The DESTINY-PanTumor02 Phase II trial is evaluating the efficacy and safety of Enhertu in patients with locally advanced, unresectable, or metastatic previously treated, HER2-expressing solid tumours not eligible for curative therapy, including biliary tract, bladder, cervical, endometrial, ovarian, pancreatic, and rare cancers. The primary endpoint of the trial is investigator-assessed confirmed ORR and investigator-assessed duration of response (DoR) is a key secondary endpoint. The data will be presented at an upcoming medical meeting and shared with global regulatory authorities.
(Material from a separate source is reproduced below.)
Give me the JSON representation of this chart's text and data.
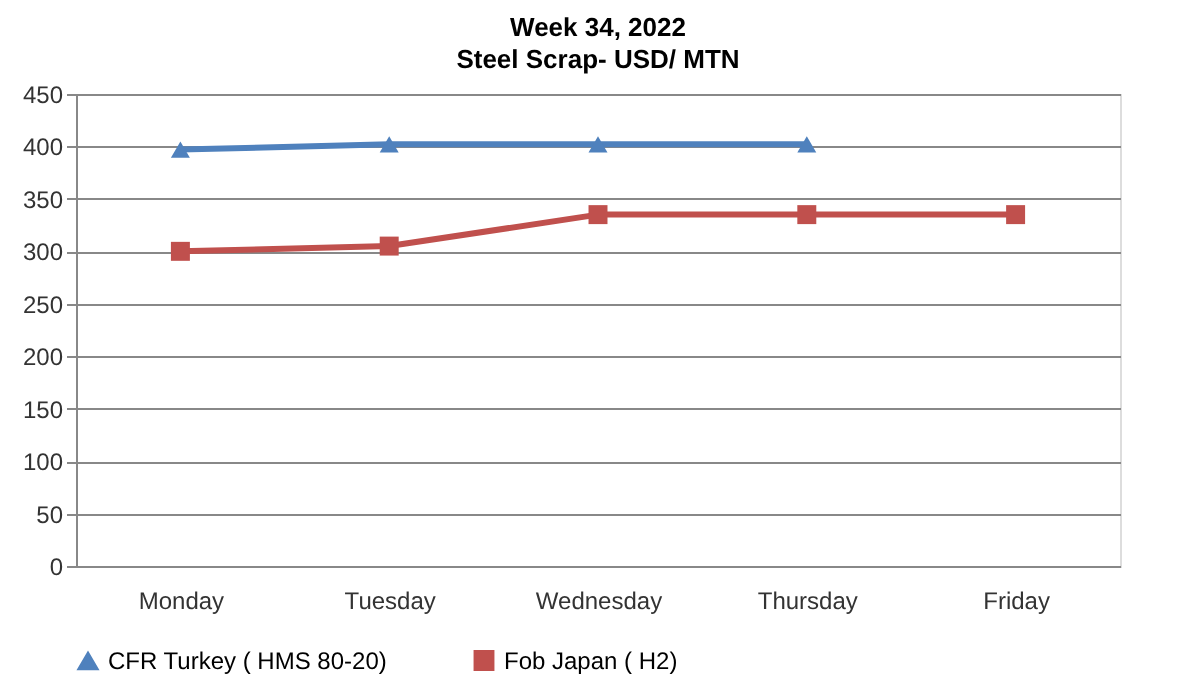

HER2 is a tyrosine kinase receptor protein expressed on the surface of various tissue cells throughout the body and is involved in normal cell growth. In some cancer cells, HER2 expression is amplified or the cells have activating mutations. While HER2-directed therapies have been used to treat breast, gastric and lung cancers, more research is needed evaluating their potential role in treating other HER2-expressing tumour types.